Genius vs. Prado/Miro
ADA's Genius products, along with Barcelona with Prado and Miro, are important steps on the path towards the "perfect" analog-synthesis engine. Both companies' tools can synthesize optimized parameter values to meet a set of design constraints. ADA's Creative genius needs, as one of its inputs, a user-defined netlist that defines a circuit topology. The tool then adjusts component values to define a set of circuits to meet the user's constraint set. Miro inherently defines the topology of a class of analog circuits (clocking engines)—this topology then undergoes optimization, again to meet a set of design specifications. Neither tool actually synthesizes "from scratch" topology, just optimized component values (although Miro does vary some topology details, dependent on design specifications).

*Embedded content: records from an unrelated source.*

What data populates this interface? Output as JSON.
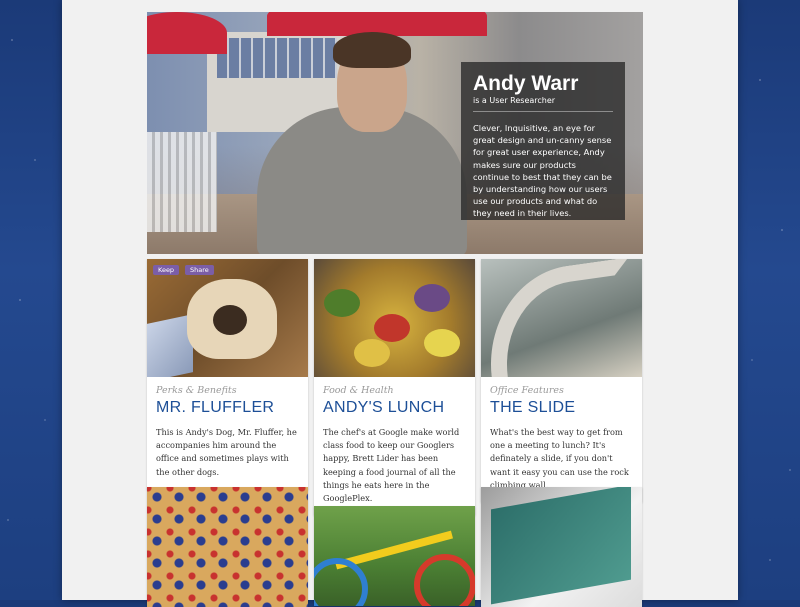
{
  "hero": {
    "name": "Andy Warr",
    "role": "is a User Researcher",
    "bio": "Clever, Inquisitive, an eye for great design and un-canny sense for great user experience, Andy makes sure our products continue to best that they can be by understanding how our users use our products and what do they need in their lives."
  },
  "cards": [
    {
      "category": "Perks & Benefits",
      "title": "MR. FLUFFLER",
      "description": "This is Andy's Dog, Mr. Fluffer, he accompanies him around the office and sometimes plays with the other dogs.",
      "keep_label": "Keep",
      "share_label": "Share"
    },
    {
      "category": "Food & Health",
      "title": "ANDY'S LUNCH",
      "description": "The chef's at Google make world class food to keep our Googlers happy, Brett Lider has been keeping a food journal of all the things he eats here in the GooglePlex."
    },
    {
      "category": "Office Features",
      "title": "THE SLIDE",
      "description": "What's the best way to get from one a meeting to lunch? It's definately a slide, if you don't want it easy you can use the rock climbing wall."
    }
  ],
  "colors": {
    "title_blue": "#1d4f97",
    "button_purple": "#7b5ea7",
    "background_blue": "#24498f"
  },
  "icons": [
    "starfield-background"
  ]
}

Prado can produce a layout of the optimized circuit. ADA does not have a physical-design tool, requiring the user to use a third-party analog-layout tool for physical implementation.

Genius appears to be more flexible than Prado/Miro. Genius accepts user-defined topologies—the tool's success depends on the designer's expertise. The value of the Genius tools is that they can create a large number of circuits, with a common topology but different component values, in a relatively short time, thus allowing the designer to pick the optimized circuit, with its inherent tradeoffs, that best meets a set of design objectives.

Prado depends on the availability of Barcelona circuit engines and hence the design expertise of Barcelona's own developers. At this time, there is only one engine available—Miro—for clocking circuits. Barcelona promises additional engines for data conversion (ADCs and DACs), op amps, bandgap references, and RF components, but has not disclosed a schedule for availability of these engines.